PSC remands complaint against superintendent to Decatur School BoardCity Schools of Decatur Superintendent David Dude. Image obtained from City Schools of Decatur
Decatur, GA — The Decatur School Board will be tasked with investigating the merits of a complaint filed against Superintendent David Dude.
The Georgia Professional Standards Commission, which certifies educators, on April 8 voted to remand that complaint to the Decatur School Board, which has said it plans to investigate allegations that Superintendent Dude was frequently absent but did not record his absences as vacations. Public records show Dude received $100,000 in additional compensation for cashing out the vacation days he said he didn’t use. While the exact details of the PSC complaint are not known, it is believed to be connected to the allegations about Dude’s use of vacation days.
The School Board on March 12 made the announcement that it would be rescinding Dude’s contract and the board would be hiring an independent investigator.
Nearly a month later, the board has taken no public action regarding the investigation and hasn’t named an investigator. The board also has not placed Dude on administrative leave pending the outcome of that investigation. Likewise, the board will not answer questions about whether it will complete that investigation before awarding Dude a new contract. The previous contract, which the board rescinded, made it harder and more expensive for the board to fire Dude.
City Schools of Decatur is on spring break this week. Messages to the district and superintendent were not immediately returned.
Paul Shaw, director of the PSC’s Ethics Division, said it will be up to the School Board to determine if a violation occurred. If the School Board believes a violation occurred, the School Board would report that to the PSC which would then investigate. He said he would “hope” the School Board would provide some response about its findings within 60 days.
City Schools of Decatur faces five federal lawsuits, all filed under Dude’s watch. The most recent lawsuit alleges Dude violated state statutes and ethics rules by improperly reporting his vacation time. City Schools of Decatur’s former human resources director David Adams filed the lawsuit in January, alleging Dude took more vacations than his contract allowed and retaliated against employees who raised questions about it.
The contract that the board rescinded was approved in September 2020. At the time the School Board approved the now-rescinded contract, Dude’s PSC certification had lapsed because it had expired in June. Dude didn’t renew it until October. Dude’s contract makes it clear that maintaining this certification is a condition of Dude’s employment with the district.
City Schools of Decatur said the COVID-19 pandemic was the reason Dude’s certification lapsed.
“Due to COVID, several reporting periods were canceled, so some of the paperwork for Dr. Dude and other employees was submitted in October instead of July. We strive to keep all employees’ certifications current, but there are times when things like this happen and the PSC works with us to ensure our employees’ certifications and renewals are complete,” spokesperson Courtney Burnett said.
However, PSC did not cancel any reporting periods.
Kelli Young, who works in PSC’s certification division, said, “Renewal for employed educators is one of the most streamlined processes we have implemented but individuals must also meet requirements such as background checks, which closures due to the pandemic hindered.”
Young said she believed Burnett was referring to reporting periods for the Georgia Department of Education.

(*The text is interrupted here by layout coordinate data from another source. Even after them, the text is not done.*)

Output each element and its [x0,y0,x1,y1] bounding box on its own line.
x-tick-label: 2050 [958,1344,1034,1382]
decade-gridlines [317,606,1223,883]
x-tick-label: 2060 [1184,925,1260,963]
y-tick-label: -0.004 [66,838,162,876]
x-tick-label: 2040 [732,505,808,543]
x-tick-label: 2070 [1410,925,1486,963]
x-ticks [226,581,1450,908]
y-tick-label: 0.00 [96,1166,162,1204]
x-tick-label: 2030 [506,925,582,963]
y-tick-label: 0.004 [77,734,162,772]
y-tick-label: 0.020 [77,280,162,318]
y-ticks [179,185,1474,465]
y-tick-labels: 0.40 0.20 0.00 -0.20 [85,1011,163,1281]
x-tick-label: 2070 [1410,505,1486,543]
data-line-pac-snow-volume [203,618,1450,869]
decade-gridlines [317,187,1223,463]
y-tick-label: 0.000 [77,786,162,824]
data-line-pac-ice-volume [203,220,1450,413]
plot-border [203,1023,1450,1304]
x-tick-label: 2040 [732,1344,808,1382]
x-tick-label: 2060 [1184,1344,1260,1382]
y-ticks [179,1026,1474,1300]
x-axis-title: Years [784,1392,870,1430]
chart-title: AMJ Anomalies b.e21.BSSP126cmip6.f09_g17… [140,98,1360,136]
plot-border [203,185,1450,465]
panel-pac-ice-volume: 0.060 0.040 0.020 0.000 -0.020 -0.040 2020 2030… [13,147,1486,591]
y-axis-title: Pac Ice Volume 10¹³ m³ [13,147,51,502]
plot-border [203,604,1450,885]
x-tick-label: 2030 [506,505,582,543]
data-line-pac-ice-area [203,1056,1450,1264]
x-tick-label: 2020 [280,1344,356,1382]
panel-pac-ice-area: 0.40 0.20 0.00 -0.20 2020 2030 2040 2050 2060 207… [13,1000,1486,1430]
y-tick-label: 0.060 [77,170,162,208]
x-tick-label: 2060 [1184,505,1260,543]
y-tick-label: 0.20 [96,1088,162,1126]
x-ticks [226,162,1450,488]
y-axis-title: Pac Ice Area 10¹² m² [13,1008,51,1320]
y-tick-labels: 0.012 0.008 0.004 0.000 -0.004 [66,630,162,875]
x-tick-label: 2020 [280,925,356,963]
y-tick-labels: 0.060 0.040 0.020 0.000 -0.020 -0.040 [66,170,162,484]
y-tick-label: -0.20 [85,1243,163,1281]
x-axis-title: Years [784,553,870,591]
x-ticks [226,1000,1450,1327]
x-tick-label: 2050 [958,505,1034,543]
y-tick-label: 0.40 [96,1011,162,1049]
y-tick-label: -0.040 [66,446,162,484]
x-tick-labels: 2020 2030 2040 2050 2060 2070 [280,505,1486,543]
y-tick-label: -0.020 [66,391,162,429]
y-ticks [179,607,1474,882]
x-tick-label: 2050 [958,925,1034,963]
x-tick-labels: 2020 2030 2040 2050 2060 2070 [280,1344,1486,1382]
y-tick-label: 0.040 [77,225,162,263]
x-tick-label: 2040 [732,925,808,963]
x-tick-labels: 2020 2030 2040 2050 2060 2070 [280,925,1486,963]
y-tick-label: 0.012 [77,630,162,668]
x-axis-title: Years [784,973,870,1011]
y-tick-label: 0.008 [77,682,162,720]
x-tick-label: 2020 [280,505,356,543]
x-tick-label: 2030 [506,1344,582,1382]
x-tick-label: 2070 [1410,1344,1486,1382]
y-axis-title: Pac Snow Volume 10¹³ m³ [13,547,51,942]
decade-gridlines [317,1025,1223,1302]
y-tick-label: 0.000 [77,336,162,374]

Burnett later clarified, saying, “The GaDOE canceled the July Certified Personnel Information Report or CPI because of COVID. This report flags errors of any out-of-field or expired certificates. The October CPI report flagged 10 expired certifications, including Dr. Dude’s, out of over 100 certifications processed last year. The Staff Support Department worked with the employees and the PSC to get all 10 certificates up to date with the PSC before submitting the final CPI report to the GaDOE.”
Burnett did not respond to a question about who the other nine employees were with expired certifications. But records provided by the district show that Dude was notified via email in April 2020 that his certification was about to expire.
“Although we are under COVID-19 shelter in place in restrictions, GaPSC recommends that we continue to process renewal applications,” an April 22, 2020 email from a district HR employee to Dude says. “Under their guidance, we will complete criminal backgrounds when COVID-19 restrictions are lifted and resume business as normal.”
The email said the paperwork needed to be completed and returned to Staff Support Director Adena Walker by May 15, 2020.
Dude acknowledged the email the next day, April 23, 2020, saying he was having a technical issue filling out his renewal form. The HR department said it would look into it.
Decaturish has asked the school district if there are any additional emails pertaining to Dude’s certification renewal and the district says it would look to see if those emails exist.